Bolívia anuncia reforma agrária "rápida e maciça"
Medidas não incluem ação específica contra estrangeiros
O governo boliviano apresentou a sua proposta de reforma agrária, na qual prevê uma distribuição de terras "rápida e maciça", privilegia comunidades indígenas e mulheres e se compromete a respeitar latifúndios, desde que em situação regular e produtivos. O presidente em exercício, Alvaro García Linera, disse que haverá um período de diálogo com a sociedade de até três meses antes da implantação. "A Bolívia é comunitária, mas também industrial. A Bolívia é pequeno-camponesa, como é de comunidades que vivem da caça e da pesca", discursou García Linera, no anúncio do plano, em Cochabamba.

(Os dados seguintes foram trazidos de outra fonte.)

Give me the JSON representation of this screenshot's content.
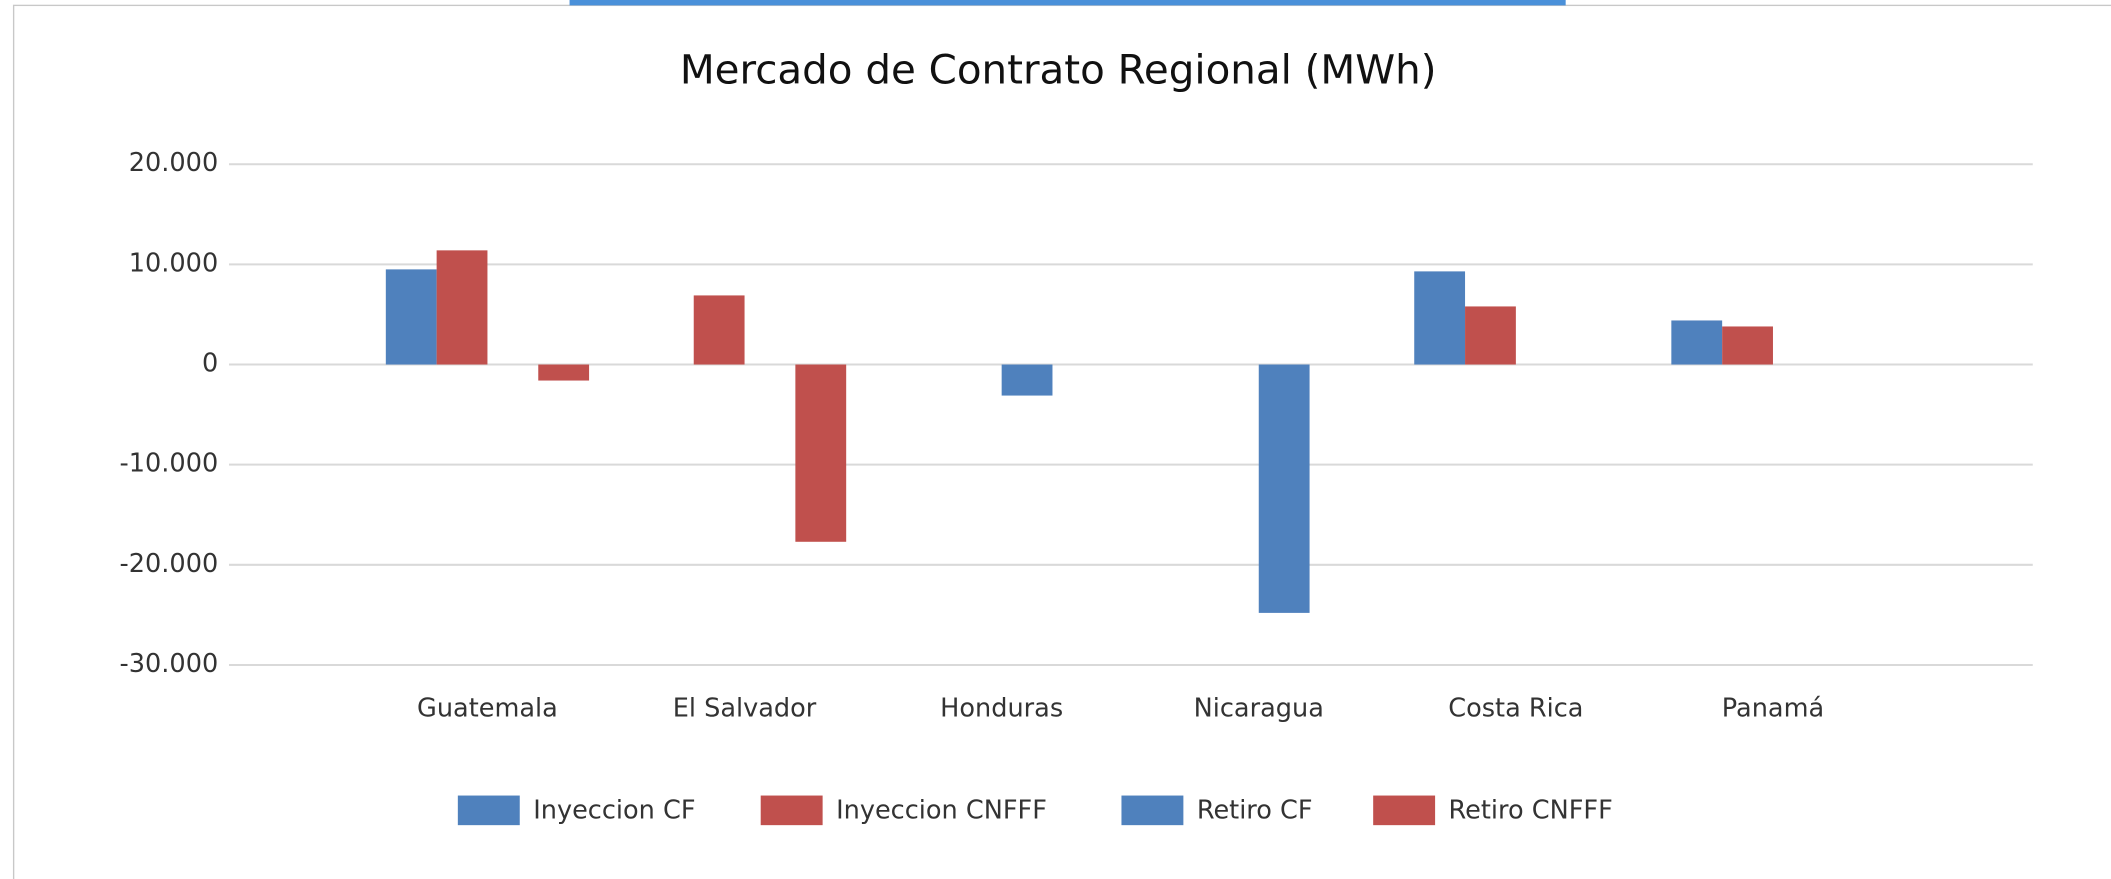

"Temos de levar para o futuro modelos de desenvolvimento que tenham a capacidade de apoiar essas três grandes plataformas produtivas: a comunitária, a pequeno-camponesa e a agroindustrial", completou. A proposta mais destacada foi a do princípio de reversão de propriedade rurais ao Estado "pelo não-cumprimento, total ou parcial da função socioeconômica" sob novas regras, não especificadas. "É necessário assegurar não só os benefícios do titular mas também a satisfação do interesse público, coletivo, sobre essas terras", afirmou o vice-ministro de Terras, Alejandro Almaraz, encarregado, no evento, de enumerar os pontos do plano.
Outra medida considerada importante é a aceleração do processo de regulamentação de todas as propriedades rurais por meio de uma lei modificatória. Pela lei em vigor, o chamado saneamento deveria terminar neste ano, mas, segundo dados oficiais, só foi realizado em cerca de 15% do total. Para agilizar a regularização, o governo do presidente Evo Morales quer assumir o processo, hoje realizado por empresas, e estabelecer um novo prazo.

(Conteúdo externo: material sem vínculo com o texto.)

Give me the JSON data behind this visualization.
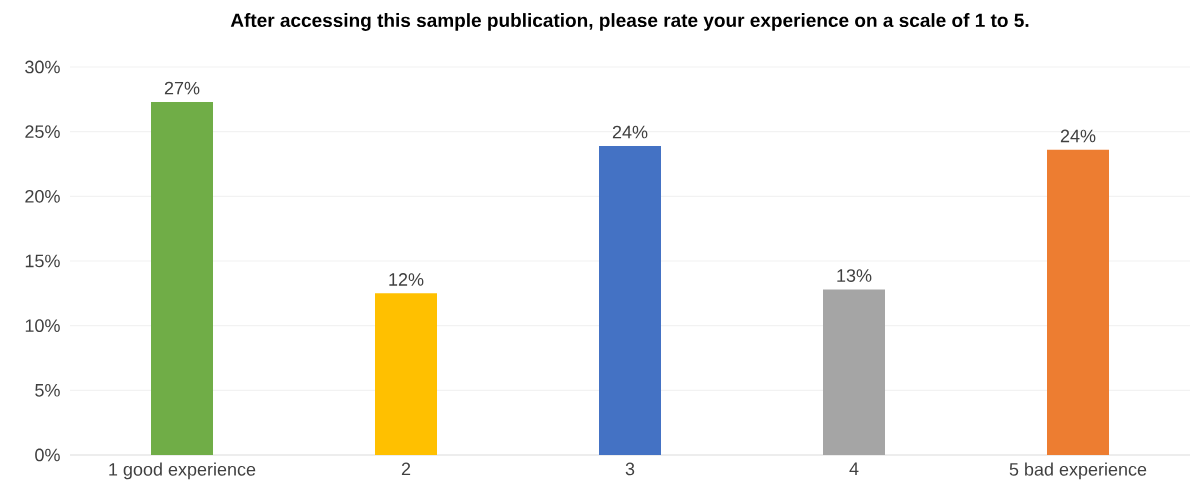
{
  "chart_data": {
    "type": "bar",
    "title": "After accessing this sample publication, please rate your experience on a scale of 1 to 5.",
    "categories": [
      "1 good experience",
      "2",
      "3",
      "4",
      "5 bad experience"
    ],
    "values": [
      27.3,
      12.5,
      23.9,
      12.8,
      23.6
    ],
    "value_labels": [
      "27%",
      "12%",
      "24%",
      "13%",
      "24%"
    ],
    "colors": [
      "#70ad47",
      "#ffc000",
      "#4472c4",
      "#a5a5a5",
      "#ed7d31"
    ],
    "ylim": [
      0,
      30
    ],
    "yticks": [
      {
        "value": 0,
        "label": "0%"
      },
      {
        "value": 5,
        "label": "5%"
      },
      {
        "value": 10,
        "label": "10%"
      },
      {
        "value": 15,
        "label": "15%"
      },
      {
        "value": 20,
        "label": "20%"
      },
      {
        "value": 25,
        "label": "25%"
      },
      {
        "value": 30,
        "label": "30%"
      }
    ],
    "grid": "y"
  }
}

Em recente entrevista à Folha, o ministro de Desenvolvimento Rural, Agropecuário e Meio Ambiente, Hugo Salvatierra, estimou que o trabalho leve entre dois anos e meio e três anos. Entre as medidas que podem ser implantadas no curto prazo, a de maior impacto se refere à distribuição de terras em mãos do Estado, estimadas entre 2 milhões e 4,5 milhões de hectares. Essas áreas, que devem ser as primeiras a serem distribuídas no programa do governo, atenderão apenas a camponeses indígenas.

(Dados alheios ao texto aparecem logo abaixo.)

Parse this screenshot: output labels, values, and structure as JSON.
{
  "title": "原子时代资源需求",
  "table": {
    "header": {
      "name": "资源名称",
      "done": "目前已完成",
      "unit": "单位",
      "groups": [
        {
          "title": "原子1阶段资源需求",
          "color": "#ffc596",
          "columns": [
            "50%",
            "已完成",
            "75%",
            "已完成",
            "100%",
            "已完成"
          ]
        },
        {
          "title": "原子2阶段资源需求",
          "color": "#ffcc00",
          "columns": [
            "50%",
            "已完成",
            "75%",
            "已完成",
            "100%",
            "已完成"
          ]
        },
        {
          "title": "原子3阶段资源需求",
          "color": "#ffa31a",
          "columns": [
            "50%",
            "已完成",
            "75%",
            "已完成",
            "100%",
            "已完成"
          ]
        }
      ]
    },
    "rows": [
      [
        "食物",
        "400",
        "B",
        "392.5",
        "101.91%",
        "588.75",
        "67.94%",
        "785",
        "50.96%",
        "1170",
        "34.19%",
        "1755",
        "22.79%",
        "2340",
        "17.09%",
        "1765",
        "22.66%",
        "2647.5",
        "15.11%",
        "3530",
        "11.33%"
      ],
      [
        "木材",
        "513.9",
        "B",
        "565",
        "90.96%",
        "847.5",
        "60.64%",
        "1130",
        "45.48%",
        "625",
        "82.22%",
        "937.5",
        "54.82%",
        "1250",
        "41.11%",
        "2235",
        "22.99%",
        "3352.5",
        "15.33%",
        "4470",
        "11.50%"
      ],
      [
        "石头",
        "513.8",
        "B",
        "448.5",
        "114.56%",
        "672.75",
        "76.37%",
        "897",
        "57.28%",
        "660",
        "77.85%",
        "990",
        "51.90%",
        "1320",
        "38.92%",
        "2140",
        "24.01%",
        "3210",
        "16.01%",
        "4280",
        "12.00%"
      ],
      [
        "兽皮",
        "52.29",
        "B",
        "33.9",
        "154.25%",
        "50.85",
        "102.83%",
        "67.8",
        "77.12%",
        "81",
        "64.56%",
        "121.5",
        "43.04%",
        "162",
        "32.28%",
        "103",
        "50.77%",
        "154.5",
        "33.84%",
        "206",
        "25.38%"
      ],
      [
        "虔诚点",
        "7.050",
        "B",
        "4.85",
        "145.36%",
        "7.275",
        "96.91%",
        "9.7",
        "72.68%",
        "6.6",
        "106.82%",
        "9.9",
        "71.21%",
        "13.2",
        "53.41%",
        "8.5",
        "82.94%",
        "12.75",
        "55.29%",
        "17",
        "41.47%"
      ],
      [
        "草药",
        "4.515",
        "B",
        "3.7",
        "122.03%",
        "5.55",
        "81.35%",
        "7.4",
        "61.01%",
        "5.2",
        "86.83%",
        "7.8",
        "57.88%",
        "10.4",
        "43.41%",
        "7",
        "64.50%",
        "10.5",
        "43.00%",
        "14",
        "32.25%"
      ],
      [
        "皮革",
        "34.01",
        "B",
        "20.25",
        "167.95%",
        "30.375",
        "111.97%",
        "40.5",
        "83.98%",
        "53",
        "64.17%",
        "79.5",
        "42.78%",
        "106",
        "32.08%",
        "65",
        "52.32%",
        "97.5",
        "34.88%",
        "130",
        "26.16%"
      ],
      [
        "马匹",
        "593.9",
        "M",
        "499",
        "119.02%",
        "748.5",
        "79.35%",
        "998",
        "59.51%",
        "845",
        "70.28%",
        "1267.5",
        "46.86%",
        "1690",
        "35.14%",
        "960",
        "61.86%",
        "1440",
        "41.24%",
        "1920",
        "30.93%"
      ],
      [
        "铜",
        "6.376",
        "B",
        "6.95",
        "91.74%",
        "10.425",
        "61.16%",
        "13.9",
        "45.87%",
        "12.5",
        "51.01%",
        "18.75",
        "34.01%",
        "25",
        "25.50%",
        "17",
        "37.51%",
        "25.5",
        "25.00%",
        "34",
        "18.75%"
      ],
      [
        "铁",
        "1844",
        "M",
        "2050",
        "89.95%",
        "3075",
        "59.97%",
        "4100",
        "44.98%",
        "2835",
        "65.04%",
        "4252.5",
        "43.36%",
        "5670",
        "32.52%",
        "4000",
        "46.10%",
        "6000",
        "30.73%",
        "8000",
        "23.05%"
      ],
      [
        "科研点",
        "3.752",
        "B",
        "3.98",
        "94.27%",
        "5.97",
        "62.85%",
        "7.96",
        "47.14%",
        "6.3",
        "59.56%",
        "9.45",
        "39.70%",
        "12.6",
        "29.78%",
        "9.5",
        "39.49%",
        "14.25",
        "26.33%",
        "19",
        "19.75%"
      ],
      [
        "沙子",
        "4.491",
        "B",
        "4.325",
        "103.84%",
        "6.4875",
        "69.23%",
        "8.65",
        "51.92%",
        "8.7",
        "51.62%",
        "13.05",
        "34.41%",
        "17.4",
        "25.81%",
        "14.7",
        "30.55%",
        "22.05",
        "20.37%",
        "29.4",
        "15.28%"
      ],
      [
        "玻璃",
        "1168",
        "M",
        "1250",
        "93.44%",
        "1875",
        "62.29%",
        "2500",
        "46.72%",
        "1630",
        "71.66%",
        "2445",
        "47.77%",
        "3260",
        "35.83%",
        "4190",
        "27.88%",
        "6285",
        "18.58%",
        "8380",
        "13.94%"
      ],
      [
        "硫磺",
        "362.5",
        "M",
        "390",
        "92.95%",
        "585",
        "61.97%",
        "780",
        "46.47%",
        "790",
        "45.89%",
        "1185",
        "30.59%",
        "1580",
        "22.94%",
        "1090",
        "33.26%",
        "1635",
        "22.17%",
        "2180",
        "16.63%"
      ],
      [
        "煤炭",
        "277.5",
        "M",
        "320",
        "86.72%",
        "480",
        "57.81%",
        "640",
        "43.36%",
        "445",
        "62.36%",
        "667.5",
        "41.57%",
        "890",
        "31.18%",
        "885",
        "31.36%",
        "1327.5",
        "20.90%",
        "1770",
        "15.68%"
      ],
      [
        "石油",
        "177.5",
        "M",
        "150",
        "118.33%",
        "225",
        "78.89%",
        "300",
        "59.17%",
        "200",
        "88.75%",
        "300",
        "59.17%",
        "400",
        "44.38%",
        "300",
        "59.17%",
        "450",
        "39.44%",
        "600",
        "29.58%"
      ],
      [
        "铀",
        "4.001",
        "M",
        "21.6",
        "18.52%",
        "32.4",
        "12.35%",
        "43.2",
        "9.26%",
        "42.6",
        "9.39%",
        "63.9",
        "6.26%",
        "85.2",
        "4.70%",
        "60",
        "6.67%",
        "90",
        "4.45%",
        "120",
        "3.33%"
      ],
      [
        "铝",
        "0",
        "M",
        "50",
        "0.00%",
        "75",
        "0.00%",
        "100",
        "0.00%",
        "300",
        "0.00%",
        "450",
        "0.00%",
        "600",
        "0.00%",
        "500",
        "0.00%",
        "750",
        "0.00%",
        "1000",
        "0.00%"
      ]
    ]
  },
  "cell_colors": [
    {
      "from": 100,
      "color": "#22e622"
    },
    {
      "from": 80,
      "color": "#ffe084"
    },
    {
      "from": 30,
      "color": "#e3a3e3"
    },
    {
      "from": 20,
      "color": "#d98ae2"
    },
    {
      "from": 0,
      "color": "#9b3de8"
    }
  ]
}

O pacote anunciado também prevê que, se as comunidades beneficiadas não usarem as terras de uma forma adequada, serão desapropriadas pelo Estado. O governo boliviano também quer que as mulheres sejam as primeiras a ter as terras regularizadas. O anúncio de que haverá um prazo para diálogo foi elogiado por Carlos Rojas, presidente da Anapo (Associação de Produtores de Oleaginosas e Trigo), principal entidade dos plantadores de soja. "Parece positivo que o governo escutará a nossa opinião antes de tomar qualquer medida. Creio que o governo tenha escutado um pouquinho os setores para que seja possível um consenso."
Rojas afirmou que sua entidade apresentará uma proposta alternativa de política fundiária. Ele não quis adiantar detalhes, mas disse que está preocupado com a intenção do governo de centralizar a reforma agrária.
Brasileiros
O projeto agrário tem preocupado os cerca de cem produtores de soja brasileiros, radicados principalmente no departamento de Santa Cruz e responsáveis por 35% da produção do país, segundo a Associação de Produtores de Oleaginosas e Trigo. A soja é o segundo produto de exportação do país, atrás apenas do gás. O governo assegura que não incluirá na reforma agrária latifúndios produtivos de soja, desde que estejam em situação de propriedade regular e ocupem áreas apropriadas ao produto.
As medidas não incluem nenhuma ação específica contra proprietários de terra estrangeiros e não menciona as áreas de fronteira, onde o governo tem acusado brasileiros de manter áreas ilegalmente -a Constituição boliviana proíbe estrangeiros de ter propriedades numa faixa de 50 km a partir da linha divisória.